The entire process is completed in a unified environment. This avoids issues caused by environmental inconsistencies and achieves seamless collaboration between development and O&M.
Best practices summary
Core advantages
The key advantages of using DevPod to deploy the DeepSeek-OCR model service are:
Environment consistency: The development, testing, and production environments are identical, which eliminates environment drift issues.
Resource elasticity: You can allocate GPU resources on demand.
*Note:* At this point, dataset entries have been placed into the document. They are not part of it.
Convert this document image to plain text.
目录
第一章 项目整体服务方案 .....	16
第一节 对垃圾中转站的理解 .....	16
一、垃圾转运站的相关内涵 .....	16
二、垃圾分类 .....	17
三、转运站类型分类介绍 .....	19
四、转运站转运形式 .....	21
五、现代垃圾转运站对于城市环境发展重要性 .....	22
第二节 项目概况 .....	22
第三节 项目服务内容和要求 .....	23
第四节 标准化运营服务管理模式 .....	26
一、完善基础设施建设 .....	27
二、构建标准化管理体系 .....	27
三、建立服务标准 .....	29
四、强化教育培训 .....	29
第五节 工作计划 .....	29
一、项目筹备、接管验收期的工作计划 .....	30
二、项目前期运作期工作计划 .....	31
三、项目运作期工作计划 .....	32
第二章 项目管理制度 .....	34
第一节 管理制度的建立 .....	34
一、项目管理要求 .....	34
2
Use low-spec instances during development to save costs and scale out as needed in production.
Workflow integration: You can complete all operations in a single workspace without switching between multiple platforms.
Zero learning curve: You can focus on business value without needing to master complex concepts such as Kubernetes or Dockerfile.
Rapid iteration: The entire cycle from code modification to online verification can be shortened to minutes.
Two workflow patterns
FunModel supports two workflows based on team size and engineering requirements:
DevFlow1: One-click deployment flow (Recommended for individuals and small teams)
This flow is suitable for scenarios that require rapid idea validation and iterative optimization.
Features:
No need to write a Dockerfile
Complete builds and deployments with one click
Suitable for rapid prototype validation
Lowers the engineering barrier
Flowchart:

Procedure:
Development phase: Write code, install dependencies, and debug features in DevPod.
Build phase: Click Create Image to automatically package the current environment into an image.
Deployment phase: Click Deploy Now to configure the service parameters and publish the service.
Iteration phase: If you discover an issue, you can modify it directly in DevPod, then rebuild and deploy.
DevFlow2: Standard engineering flow (Recommended for enterprise teams)
This flow is suitable for teams that pursue engineering standards and long-term maintainability.
Features:
Version control for code and configurations
Supports multi-person collaboration and code reviews
Can be integrated with CI/CD pipelines
Traceable and reproducible deployment process
Flowchart:

Procedure:
Development preparation: Start DevPod from a specific commit in a Git repository to ensure a consistent baseline.
Feature development: Perform code iteration, dependency installation, and integration testing in DevPod.
Deployment preparation: Write or adjust the Dockerfile to precisely configure the image build logic.
Build and test: The system builds the image according to the Dockerfile and performs end-to-end testing.
Code commit: Commit the code and the Dockerfile to the Git repository together.
Automatic publishing: Automatically build the image and deploy it to the production environment through a CI/CD pipeline.